Portable PlanB: an MIT-licensed, AVX-512–aware IPv6 LPM reimplementation lands on GitHub

What happened
A clean-room reimplementation of the PlanB IPv6 longest-prefix-match (LPM) algorithm has appeared on GitHub. The project, planb-lpm, repackages the linearized B+-tree idea from the NSDI '26 paper as a portable, header-only C++17 library with an AVX-512-accelerated path and a scalar fallback. It has been reported that the repo adds things the paper’s reference code left out: a permissive MIT license, dynamic-FIB support, pybind11 Python bindings, and correctness tests that exercise the tree against a brute-force LPM.
Why bother? Because the original reference code was Linux- and AVX-512-only, unlicensed, and awkward to drop into other projects. This rework aims to make the technique usable in research, teaching, and production: a tiny include/lpm6.hpp core that compiles without AVX-512, a dynamic lpm6::Dynamic using a rebuild-and-swap model (allegedly providing wait-free lookups), and a sample FIB/trace generator so you can reproduce experiments without a PhD in build systems.
Performance and where it might fit
Benchmarks shipped with the repo use a synthetic 100k-prefix FIB and a 1M-address trace. It has been reported that on an Intel i5-1035G7 the implementation reaches median single-path throughput around 48 MLPS (million lookups per second) and shows better rates with batch APIs (median batch<2> 54 MLPS, batch<4> 66 MLPS; the repo includes min/q1/median/q3/max and IQR across 20 runs). The authors also document methodology carefully: pinning to a core, printing CPU state, and weighting prefix lengths to match RIPE distributions. Reproducibility matters — and they seem to have thought about it.
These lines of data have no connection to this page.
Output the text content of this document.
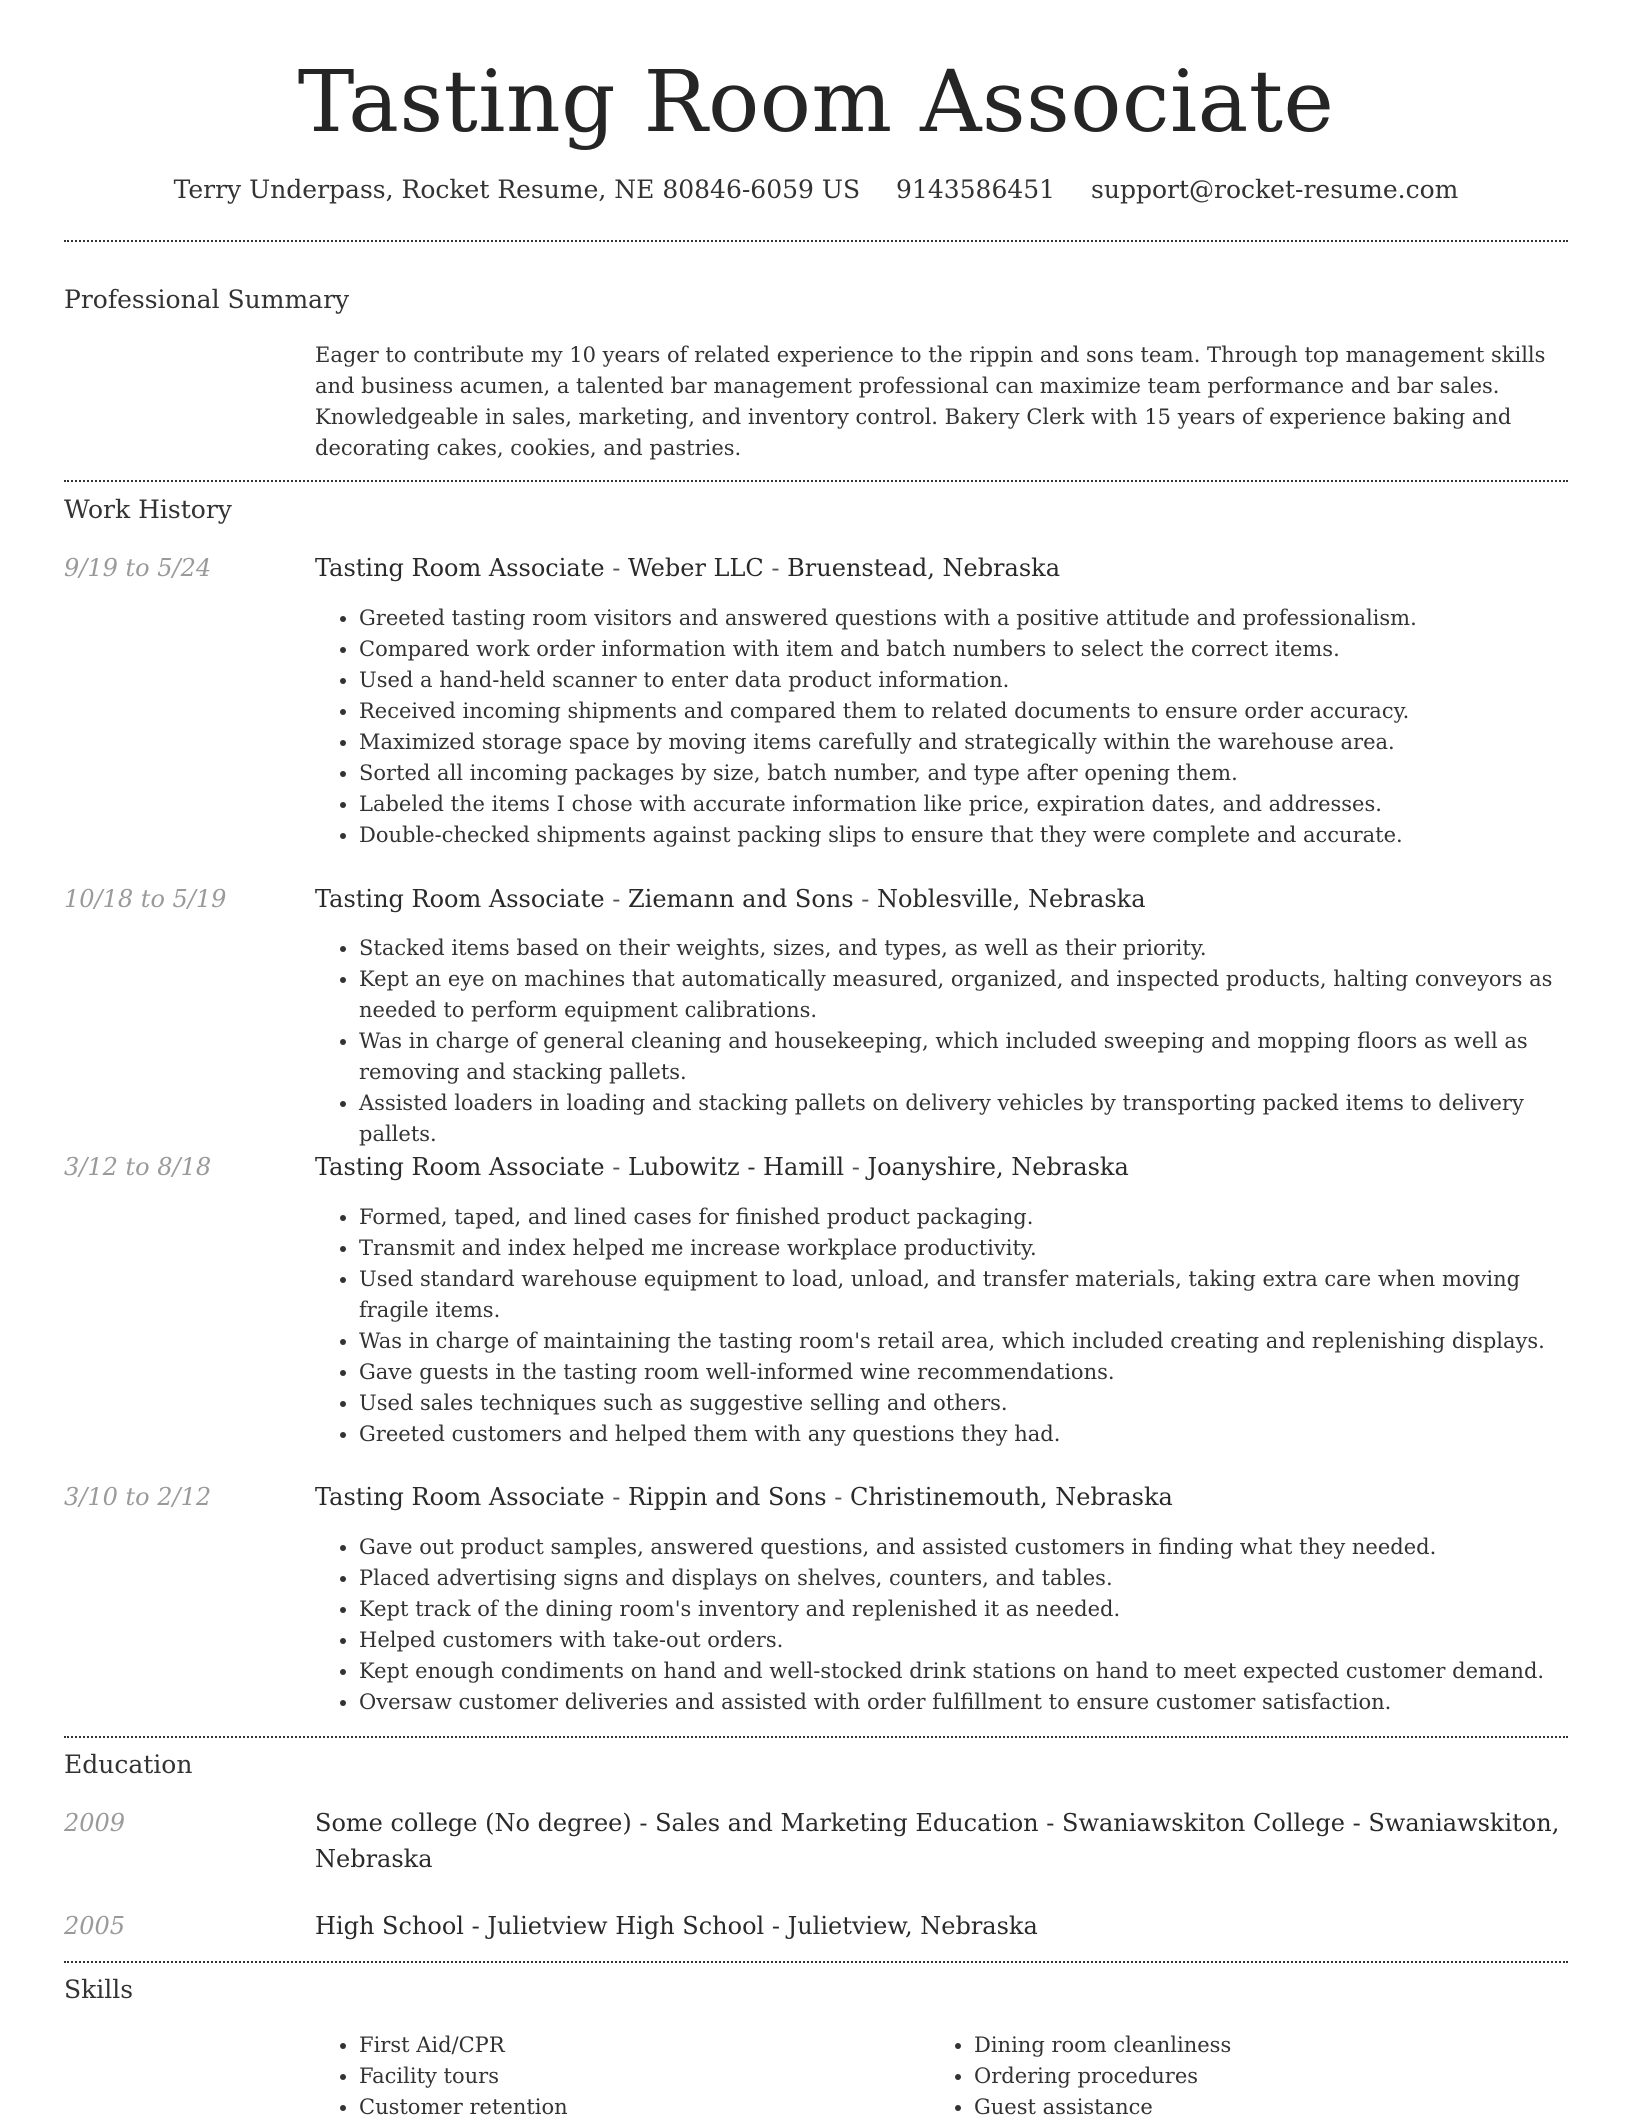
Tasting Room Associate
Terry Underpass, Rocket Resume, NE 80846-6059 US 9143586451 support@rocket-resume.com
Professional Summary

Eager to contribute my 10 years of related experience to the rippin and sons team. Through top management skills and business acumen, a talented bar management professional can maximize team performance and bar sales. Knowledgeable in sales, marketing, and inventory control. Bakery Clerk with 15 years of experience baking and decorating cakes, cookies, and pastries.

Work History
9/19 to 5/24	Tasting Room Associate - Weber LLC - Bruenstead, Nebraska
• Greeted tasting room visitors and answered questions with a positive attitude and professionalism.
• Compared work order information with item and batch numbers to select the correct items.
• Used a hand-held scanner to enter data product information.
• Received incoming shipments and compared them to related documents to ensure order accuracy.
• Maximized storage space by moving items carefully and strategically within the warehouse area.
• Sorted all incoming packages by size, batch number, and type after opening them.
• Labeled the items I chose with accurate information like price, expiration dates, and addresses.
• Double-checked shipments against packing slips to ensure that they were complete and accurate.
10/18 to 5/19	Tasting Room Associate - Ziemann and Sons - Noblesville, Nebraska
• Stacked items based on their weights, sizes, and types, as well as their priority.
• Kept an eye on machines that automatically measured, organized, and inspected products, halting conveyors as needed to perform equipment calibrations.
• Was in charge of general cleaning and housekeeping, which included sweeping and mopping floors as well as removing and stacking pallets.
• Assisted loaders in loading and stacking pallets on delivery vehicles by transporting packed items to delivery pallets.
3/12 to 8/18	Tasting Room Associate - Lubowitz - Hamill - Joanyshire, Nebraska
• Formed, taped, and lined cases for finished product packaging.
• Transmit and index helped me increase workplace productivity.
• Used standard warehouse equipment to load, unload, and transfer materials, taking extra care when moving fragile items.
• Was in charge of maintaining the tasting room's retail area, which included creating and replenishing displays.
• Gave guests in the tasting room well-informed wine recommendations.
• Used sales techniques such as suggestive selling and others.
• Greeted customers and helped them with any questions they had.
3/10 to 2/12	Tasting Room Associate - Rippin and Sons - Christinemouth, Nebraska
• Gave out product samples, answered questions, and assisted customers in finding what they needed.
• Placed advertising signs and displays on shelves, counters, and tables.
• Kept track of the dining room's inventory and replenished it as needed.
• Helped customers with take-out orders.
• Kept enough condiments on hand and well-stocked drink stations on hand to meet expected customer demand.
• Oversaw customer deliveries and assisted with order fulfillment to ensure customer satisfaction.
Education
2009	Some college (No degree) - Sales and Marketing Education - Swaniawskiton College - Swaniawskiton, Nebraska
2005	High School - Julietview High School - Julietview, Nebraska
Skills
• First Aid/CPR
• Facility tours
• Customer retention
• Dining room cleanliness
• Ordering procedures
• Guest assistance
This isn’t just about raw speed. The emotional core here is practicality: a modern SIMD lookup structure made portable, licensed, and testable. Want to plug a fast LPM into an ns-3 simulator, an SDN control tool, or a traffic-enrichment pipeline without dragging in an opaque Linux-only blob? This makes that a lot easier. Will operators actually swap their existing IPv6 lookup stacks for a newer B+-tree plus AVX-512? Time, and independent evaluations, will tell — but at least the community now has a usable, well-documented starting point.